San Miguel Packaging Group, on the other hand, has three facilities in China, one each for glass, plastics and paper. The packaging business is a total packaging solutions business servicing many of the leading food, pharmaceutical, chemical, beverages, spirits and personal care manufacturers in the region.
Universal Robina Corp., now a regional powerhouse, has three production hubs in China located in Jiangsu, Guandong and Shanghai. China was a target market starting 2000 when URC began to expand its branded consumer good business more aggressively into other Asian markets, primarily through its subsidiary, URC International. The following are URC International’s units in China: Shanghai Peggy Foods Co. Ltd., Guangzhou Peggy Foods Co. Ltd., and URC Hongkong Co. Ltd. The three products in China are snackfood (prawn crackers), biscuits (ACES Magic crispy sandwich) and beverage (ACES Instant Cereal).
Through a privately held unit, the group has embarked on mixed-use projects in Shanghai, Xiamen, Chengdu and Taicang.
Publicly listed property development arm, Robinsons Land Corp., recently debuted in mainland China’s residential property market with a 1,300-unit masterplanned township project in Chengdu, known as the home of the adorable giant pandas.
Although the group is no stranger to the property sector in China, this is the first property project of the Gokongwei group in China to be folded into RLC. The group got into this project by winning a bidding participated in by 10 investors. RLC bought the right to use the 8.5-hectare property in Chengdu, the capital of Sichuan Province or the “Heavenly State,” last year.
Airline unit Cebu Pacific, meanwhile, operates the following flights to China: Manila to Beijing: 4x weekly; Manila to Guangzhou: 4x weekly; Manila to Shanghai: Daily; Manila to Xiamen: 2x weekly. It also has seasonally operated chartered flights to/from China.
The Philippines’ oldest business house has interests in China through electronics manufacturing services (EMS) arm Integrated MicroElectronics (IMI) and real estate.
IMI has four facilities in China: Two in Shenzhen, one in Jiaxing and one in Chengdu which employ about 4,864 people as of end-2015. These facilities have a combined production space of 62,580 square meters.

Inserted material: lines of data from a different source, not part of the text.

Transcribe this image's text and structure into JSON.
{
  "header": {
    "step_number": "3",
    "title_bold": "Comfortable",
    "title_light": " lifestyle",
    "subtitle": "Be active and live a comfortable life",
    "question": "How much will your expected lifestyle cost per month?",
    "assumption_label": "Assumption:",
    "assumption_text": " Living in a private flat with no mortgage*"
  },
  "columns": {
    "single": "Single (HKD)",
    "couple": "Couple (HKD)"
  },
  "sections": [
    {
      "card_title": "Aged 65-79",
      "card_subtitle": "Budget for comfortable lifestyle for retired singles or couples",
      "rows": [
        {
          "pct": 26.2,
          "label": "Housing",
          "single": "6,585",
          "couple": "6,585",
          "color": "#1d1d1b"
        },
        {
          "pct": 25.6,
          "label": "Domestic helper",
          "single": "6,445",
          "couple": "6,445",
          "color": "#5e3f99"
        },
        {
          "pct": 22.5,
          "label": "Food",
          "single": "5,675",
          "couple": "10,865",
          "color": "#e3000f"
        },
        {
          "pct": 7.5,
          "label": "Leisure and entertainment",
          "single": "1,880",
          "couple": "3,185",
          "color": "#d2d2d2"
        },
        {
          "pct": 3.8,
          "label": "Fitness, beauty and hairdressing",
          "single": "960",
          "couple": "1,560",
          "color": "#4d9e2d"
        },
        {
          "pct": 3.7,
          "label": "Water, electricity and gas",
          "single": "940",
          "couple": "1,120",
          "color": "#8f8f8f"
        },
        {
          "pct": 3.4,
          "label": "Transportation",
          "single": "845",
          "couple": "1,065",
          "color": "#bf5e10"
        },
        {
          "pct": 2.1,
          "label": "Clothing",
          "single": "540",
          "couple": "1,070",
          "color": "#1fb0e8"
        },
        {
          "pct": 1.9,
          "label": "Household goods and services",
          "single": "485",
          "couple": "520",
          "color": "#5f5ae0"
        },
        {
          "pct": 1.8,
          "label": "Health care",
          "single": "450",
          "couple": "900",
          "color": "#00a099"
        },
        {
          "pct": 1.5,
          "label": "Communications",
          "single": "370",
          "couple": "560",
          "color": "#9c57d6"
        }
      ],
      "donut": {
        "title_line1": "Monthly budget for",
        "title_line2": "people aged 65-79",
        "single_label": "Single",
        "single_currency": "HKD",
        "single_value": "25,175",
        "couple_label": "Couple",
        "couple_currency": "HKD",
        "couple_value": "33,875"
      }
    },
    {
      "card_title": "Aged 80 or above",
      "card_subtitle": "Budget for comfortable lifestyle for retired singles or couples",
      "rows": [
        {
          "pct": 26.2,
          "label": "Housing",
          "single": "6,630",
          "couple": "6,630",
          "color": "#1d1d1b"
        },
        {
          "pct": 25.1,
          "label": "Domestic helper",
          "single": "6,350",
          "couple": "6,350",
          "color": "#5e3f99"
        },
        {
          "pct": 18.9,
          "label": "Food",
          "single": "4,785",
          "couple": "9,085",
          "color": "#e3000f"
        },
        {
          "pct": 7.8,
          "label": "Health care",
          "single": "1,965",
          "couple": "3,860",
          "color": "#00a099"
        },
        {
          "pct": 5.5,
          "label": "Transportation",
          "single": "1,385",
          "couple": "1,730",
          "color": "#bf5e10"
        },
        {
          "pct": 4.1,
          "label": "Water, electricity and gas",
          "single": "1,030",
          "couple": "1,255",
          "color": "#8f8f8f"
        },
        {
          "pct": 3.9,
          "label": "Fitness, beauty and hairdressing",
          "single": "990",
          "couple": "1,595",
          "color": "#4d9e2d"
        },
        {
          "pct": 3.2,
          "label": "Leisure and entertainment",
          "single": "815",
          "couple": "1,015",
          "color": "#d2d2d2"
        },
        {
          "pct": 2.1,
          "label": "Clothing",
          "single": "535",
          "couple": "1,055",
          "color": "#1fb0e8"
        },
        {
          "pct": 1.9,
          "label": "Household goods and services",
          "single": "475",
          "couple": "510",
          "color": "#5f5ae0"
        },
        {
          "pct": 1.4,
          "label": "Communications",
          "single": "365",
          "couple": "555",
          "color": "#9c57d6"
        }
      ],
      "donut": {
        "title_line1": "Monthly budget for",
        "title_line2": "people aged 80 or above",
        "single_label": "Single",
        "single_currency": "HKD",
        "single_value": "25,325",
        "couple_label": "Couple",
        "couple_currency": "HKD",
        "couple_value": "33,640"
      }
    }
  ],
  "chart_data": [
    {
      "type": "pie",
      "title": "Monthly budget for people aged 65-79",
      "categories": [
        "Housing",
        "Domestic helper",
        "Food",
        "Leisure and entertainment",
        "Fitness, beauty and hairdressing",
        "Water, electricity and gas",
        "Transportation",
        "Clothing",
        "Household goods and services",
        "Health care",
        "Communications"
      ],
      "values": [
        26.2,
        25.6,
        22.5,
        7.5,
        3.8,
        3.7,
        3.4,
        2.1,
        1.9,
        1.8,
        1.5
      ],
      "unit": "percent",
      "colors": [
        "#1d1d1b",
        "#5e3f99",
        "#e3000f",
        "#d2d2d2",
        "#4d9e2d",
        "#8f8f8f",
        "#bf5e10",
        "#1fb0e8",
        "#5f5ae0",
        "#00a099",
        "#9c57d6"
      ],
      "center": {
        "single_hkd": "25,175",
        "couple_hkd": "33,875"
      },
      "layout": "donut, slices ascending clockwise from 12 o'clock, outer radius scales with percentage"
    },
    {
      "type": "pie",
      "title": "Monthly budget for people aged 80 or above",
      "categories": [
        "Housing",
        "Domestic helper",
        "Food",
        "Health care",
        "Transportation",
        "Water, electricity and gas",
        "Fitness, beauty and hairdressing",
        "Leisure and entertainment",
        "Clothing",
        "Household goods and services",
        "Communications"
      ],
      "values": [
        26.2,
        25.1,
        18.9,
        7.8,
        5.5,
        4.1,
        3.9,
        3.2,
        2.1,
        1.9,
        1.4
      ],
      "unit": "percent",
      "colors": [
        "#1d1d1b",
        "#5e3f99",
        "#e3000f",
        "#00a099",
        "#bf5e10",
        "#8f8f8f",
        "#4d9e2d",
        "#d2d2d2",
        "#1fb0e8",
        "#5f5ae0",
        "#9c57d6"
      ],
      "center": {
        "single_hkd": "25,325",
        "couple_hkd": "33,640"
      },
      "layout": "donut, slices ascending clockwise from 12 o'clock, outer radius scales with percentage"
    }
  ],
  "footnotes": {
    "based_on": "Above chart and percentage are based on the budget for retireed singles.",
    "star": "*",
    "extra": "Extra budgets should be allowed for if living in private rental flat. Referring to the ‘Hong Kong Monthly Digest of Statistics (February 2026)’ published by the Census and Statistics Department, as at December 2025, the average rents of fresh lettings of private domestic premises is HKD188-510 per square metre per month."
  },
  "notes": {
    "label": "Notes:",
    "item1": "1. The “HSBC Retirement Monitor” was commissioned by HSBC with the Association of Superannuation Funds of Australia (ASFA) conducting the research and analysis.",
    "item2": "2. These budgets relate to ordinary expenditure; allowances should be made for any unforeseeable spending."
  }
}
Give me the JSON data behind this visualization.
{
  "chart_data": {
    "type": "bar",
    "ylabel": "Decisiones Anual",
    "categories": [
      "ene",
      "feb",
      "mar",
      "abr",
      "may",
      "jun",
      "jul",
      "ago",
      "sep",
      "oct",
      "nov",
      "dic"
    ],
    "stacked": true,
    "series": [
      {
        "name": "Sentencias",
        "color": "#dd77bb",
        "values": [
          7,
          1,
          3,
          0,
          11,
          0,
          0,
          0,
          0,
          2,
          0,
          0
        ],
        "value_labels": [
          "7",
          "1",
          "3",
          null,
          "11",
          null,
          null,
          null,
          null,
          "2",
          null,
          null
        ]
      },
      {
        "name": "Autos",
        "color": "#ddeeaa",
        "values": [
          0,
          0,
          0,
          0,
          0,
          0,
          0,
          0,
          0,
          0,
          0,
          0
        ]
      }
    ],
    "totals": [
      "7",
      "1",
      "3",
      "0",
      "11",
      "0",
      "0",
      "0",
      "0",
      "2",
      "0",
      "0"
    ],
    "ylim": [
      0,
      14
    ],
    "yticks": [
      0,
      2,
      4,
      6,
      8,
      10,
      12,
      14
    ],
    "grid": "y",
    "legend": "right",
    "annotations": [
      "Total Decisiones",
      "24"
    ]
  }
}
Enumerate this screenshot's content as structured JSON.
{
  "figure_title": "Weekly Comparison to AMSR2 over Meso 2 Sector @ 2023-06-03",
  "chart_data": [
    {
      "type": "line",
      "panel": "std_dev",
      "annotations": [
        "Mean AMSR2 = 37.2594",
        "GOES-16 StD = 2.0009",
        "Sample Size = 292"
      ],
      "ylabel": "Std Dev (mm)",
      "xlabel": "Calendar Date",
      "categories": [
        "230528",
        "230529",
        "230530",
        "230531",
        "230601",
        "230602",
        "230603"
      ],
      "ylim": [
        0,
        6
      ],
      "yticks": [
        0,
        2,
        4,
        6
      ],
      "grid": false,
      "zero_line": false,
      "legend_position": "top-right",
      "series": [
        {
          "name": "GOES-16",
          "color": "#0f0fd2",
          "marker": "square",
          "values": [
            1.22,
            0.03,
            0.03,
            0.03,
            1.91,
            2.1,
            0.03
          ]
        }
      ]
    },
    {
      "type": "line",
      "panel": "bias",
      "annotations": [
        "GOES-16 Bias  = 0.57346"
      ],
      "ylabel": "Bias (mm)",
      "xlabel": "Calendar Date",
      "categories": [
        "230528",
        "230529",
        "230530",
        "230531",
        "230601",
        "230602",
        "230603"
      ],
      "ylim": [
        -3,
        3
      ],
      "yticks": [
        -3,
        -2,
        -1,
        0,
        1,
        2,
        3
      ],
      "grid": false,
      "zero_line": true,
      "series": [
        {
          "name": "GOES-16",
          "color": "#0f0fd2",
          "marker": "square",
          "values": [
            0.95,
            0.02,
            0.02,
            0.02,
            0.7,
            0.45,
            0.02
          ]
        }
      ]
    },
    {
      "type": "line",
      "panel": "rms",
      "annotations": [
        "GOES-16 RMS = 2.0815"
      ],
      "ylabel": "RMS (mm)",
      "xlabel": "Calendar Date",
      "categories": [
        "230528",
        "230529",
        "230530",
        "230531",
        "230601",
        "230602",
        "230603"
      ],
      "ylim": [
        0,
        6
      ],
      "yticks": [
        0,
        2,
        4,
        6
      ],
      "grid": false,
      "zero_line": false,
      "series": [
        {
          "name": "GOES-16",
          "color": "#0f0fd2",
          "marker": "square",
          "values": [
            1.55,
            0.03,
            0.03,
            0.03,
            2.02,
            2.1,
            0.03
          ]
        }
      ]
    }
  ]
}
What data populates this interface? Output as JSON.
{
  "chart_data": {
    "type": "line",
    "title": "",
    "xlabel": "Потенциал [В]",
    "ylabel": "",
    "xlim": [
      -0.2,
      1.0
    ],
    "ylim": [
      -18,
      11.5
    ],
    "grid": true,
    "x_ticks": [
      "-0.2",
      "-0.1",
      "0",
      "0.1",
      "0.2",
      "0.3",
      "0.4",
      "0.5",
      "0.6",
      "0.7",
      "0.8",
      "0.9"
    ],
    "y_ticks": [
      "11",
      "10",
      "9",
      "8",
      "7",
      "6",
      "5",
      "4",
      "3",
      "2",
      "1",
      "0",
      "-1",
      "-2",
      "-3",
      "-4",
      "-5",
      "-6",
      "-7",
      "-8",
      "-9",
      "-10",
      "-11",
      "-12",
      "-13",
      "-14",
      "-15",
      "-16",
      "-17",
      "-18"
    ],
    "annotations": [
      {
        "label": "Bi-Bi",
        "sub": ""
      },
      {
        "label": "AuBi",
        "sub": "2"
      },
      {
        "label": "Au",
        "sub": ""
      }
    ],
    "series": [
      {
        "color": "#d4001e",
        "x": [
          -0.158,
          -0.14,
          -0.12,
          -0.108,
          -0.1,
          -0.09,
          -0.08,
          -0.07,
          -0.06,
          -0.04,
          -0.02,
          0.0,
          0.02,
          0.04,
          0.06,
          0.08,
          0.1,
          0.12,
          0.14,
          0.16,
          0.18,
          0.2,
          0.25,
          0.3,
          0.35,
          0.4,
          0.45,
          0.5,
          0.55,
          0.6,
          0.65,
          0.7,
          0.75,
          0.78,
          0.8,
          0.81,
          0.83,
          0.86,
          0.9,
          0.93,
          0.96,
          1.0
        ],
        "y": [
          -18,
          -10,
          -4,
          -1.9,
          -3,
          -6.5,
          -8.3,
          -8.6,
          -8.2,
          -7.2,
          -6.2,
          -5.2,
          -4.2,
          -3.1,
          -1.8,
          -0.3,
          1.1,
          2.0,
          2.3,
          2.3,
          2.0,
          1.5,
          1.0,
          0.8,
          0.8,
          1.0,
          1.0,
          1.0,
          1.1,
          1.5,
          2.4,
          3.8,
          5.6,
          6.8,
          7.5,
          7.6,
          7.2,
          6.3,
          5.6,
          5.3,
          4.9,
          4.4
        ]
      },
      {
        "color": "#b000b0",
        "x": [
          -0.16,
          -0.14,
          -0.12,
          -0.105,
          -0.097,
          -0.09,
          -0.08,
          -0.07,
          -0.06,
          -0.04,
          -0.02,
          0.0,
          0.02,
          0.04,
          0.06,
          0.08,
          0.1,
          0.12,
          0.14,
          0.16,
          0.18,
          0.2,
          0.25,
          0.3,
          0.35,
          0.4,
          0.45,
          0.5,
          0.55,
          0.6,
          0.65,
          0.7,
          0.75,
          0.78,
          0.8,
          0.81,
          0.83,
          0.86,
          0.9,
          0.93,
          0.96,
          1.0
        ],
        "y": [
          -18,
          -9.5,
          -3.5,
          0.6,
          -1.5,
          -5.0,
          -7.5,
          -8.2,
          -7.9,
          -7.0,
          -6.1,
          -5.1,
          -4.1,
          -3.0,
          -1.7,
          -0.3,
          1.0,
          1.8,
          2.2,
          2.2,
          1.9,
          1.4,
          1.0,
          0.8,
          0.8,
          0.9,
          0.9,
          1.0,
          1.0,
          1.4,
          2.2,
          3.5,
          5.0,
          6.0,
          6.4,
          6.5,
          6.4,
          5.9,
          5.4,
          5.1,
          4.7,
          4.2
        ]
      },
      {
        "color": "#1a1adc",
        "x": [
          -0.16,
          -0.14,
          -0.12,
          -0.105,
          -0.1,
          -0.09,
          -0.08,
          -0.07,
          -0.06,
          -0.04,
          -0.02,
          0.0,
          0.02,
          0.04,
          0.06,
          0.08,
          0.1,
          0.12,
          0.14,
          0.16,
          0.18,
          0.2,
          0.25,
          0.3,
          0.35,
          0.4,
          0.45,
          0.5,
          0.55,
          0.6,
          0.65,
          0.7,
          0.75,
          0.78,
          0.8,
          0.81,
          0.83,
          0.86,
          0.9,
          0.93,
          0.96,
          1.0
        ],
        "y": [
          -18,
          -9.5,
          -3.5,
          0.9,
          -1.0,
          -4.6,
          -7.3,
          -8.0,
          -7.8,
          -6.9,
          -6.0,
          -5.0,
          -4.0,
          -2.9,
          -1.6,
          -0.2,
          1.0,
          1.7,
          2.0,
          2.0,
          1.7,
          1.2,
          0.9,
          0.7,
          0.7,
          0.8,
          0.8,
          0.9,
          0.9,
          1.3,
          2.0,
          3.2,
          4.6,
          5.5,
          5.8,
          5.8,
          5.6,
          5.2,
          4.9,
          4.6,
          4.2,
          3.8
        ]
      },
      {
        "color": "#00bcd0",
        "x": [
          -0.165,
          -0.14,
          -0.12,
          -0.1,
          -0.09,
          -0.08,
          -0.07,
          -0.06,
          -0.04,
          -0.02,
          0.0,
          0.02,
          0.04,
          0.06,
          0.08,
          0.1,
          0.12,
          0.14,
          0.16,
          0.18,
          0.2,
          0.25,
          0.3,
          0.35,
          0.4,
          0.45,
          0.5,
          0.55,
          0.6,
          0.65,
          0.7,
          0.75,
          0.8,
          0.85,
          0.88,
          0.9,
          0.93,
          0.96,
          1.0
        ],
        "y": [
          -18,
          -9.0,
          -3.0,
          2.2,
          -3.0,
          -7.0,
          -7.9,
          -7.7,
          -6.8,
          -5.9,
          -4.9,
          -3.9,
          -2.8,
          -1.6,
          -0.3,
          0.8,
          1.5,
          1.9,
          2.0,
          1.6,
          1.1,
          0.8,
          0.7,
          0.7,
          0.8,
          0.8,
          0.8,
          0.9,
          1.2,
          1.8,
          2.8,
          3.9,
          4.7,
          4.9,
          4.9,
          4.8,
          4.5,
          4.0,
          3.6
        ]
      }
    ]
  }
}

Total revenues from China amounted to $279.3 million last year, accounting for 34 percent of IMI’s total business. These facilities in China provide EMS solutions to the automotive, industrial, telecom, computing, medical and consumer electronics. IMI also operates a research and development hub in Shenzhen.
Through Ayala Land Inc., the group also has an interest in the special purpose vehicle created to hold the investment in Tianjin Eco-City (150 kilometers from Beijing), a 3,000-hectare collaboration between the Chinese and Singaporean governments to showcase advanced urban planning and sustainable development.
Homegrown pharmaceutical giant Unilab entered China in 1995 with the establishment of Shanghai United Cell Biotechnology Co. Ltd. (United Biotech), which is engaged in the development, manufacturing and marketing of biopharmaceuticals and vaccines.
Based on its website, United Biotech has a total registered capital of $23.15 million. It occupies a total land area of 20,000 square meters with 7,400 square meters allocated to its current and future manufacturing facilities.